Recipe 5: Filter mixed-type list responses

{
  "operations": {
    "list": {
      "transforms": [
        { "jqExpression": "[ .[] | select(.type == \"desired\") ]" }
      ]
    }
  }
}

Recipe 6: Suppress diff noise

Use compare.transforms to exclude server-generated fields like timestamps, versions, and computed status.

Recipe 7: Nested resources from a flat backend

Map logical child collections to the backend endpoint and filter list results by parent ID. Use resource("<logical-path>") inside list jq to resolve parent data when needed.
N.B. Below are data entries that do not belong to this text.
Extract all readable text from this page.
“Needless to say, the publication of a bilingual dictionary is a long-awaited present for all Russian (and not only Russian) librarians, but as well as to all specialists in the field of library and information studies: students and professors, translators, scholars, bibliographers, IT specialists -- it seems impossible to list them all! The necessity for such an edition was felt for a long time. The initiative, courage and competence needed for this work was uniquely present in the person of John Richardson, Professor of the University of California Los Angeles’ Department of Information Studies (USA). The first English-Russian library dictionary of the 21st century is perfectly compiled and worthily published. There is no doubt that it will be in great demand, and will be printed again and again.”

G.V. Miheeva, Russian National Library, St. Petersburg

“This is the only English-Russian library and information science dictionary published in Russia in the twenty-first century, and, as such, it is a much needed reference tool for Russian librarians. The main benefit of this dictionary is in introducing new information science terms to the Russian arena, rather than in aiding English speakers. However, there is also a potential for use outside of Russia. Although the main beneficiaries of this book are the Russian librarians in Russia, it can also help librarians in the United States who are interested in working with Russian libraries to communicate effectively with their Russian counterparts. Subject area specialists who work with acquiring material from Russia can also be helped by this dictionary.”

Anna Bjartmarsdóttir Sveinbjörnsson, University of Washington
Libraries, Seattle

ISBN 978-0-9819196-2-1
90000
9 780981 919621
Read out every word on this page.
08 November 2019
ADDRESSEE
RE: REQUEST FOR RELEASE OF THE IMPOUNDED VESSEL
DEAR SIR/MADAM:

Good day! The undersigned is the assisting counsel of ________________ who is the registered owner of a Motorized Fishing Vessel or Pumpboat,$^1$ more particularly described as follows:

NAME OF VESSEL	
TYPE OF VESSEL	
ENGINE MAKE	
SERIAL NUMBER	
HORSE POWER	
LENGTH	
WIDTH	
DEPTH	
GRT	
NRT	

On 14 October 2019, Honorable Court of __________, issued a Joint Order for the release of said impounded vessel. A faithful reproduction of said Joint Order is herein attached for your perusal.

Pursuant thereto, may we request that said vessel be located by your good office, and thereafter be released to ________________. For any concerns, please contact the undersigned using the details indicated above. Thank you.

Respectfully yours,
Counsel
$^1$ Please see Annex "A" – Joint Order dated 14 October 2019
Working with metadata: the edit-verify loop

Inspect

# effective metadata (defaults + overrides)
declarest resource metadata get /corporations/acme

# only authored overrides
declarest resource metadata get /corporations/acme --overrides-only

Write

# set metadata from file
declarest resource metadata set /customers/ --payload customers-metadata.json

# set from stdin
cat metadata.json | declarest resource metadata set /customers/ --payload -

# remove metadata
declarest resource metadata unset /customers/

Verify

Always render operations after every change:

declarest resource metadata render /corporations/acme get
declarest resource metadata render /corporations/acme create
declarest resource metadata render /corporations/acme update
declarest resource metadata render /customers/ list

declarest resource explain /corporations/acme

Safe workflow

  1. Start at the highest shared collection (_/metadata.json).
  2. Add only the minimum overrides needed.
  3. Render operations to verify.
  4. Add deeper overrides only when a concrete exception appears.
  5. Test with resource save / resource apply on one resource before scaling.

Anti-patterns to avoid

  • Duplicating full metadata blocks at many levels.
  • Using resource-only metadata for subtree-wide behavior.
  • Forgetting arrays replace (accidentally dropping inherited values).
  • Editing metadata without checking rendered output.

OpenAPI inference

Use OpenAPI specs as a starting point for metadata:

# preview inferred metadata
declarest resource metadata infer /customers/

# persist inferred metadata
declarest resource metadata infer /customers/ --apply

Inference is a baseline. Advanced APIs almost always need manual overrides afterward.

Bundles

Bundles are reusable metadata packages for specific API products. Instead of writing metadata from scratch:

metadata:
  bundle: keycloak-bundle-1.0.0.tar.gz
  # or
  bundleFile: /path/to/keycloak-bundle-1.0.0.tar.gz

A bundle contains pre-built metadata trees, and optionally an OpenAPI spec, that map logical paths to the product's API. Available bundles include Keycloak and Rundeck.

At most one metadata source can be active: baseDir, bundle, or bundleFile.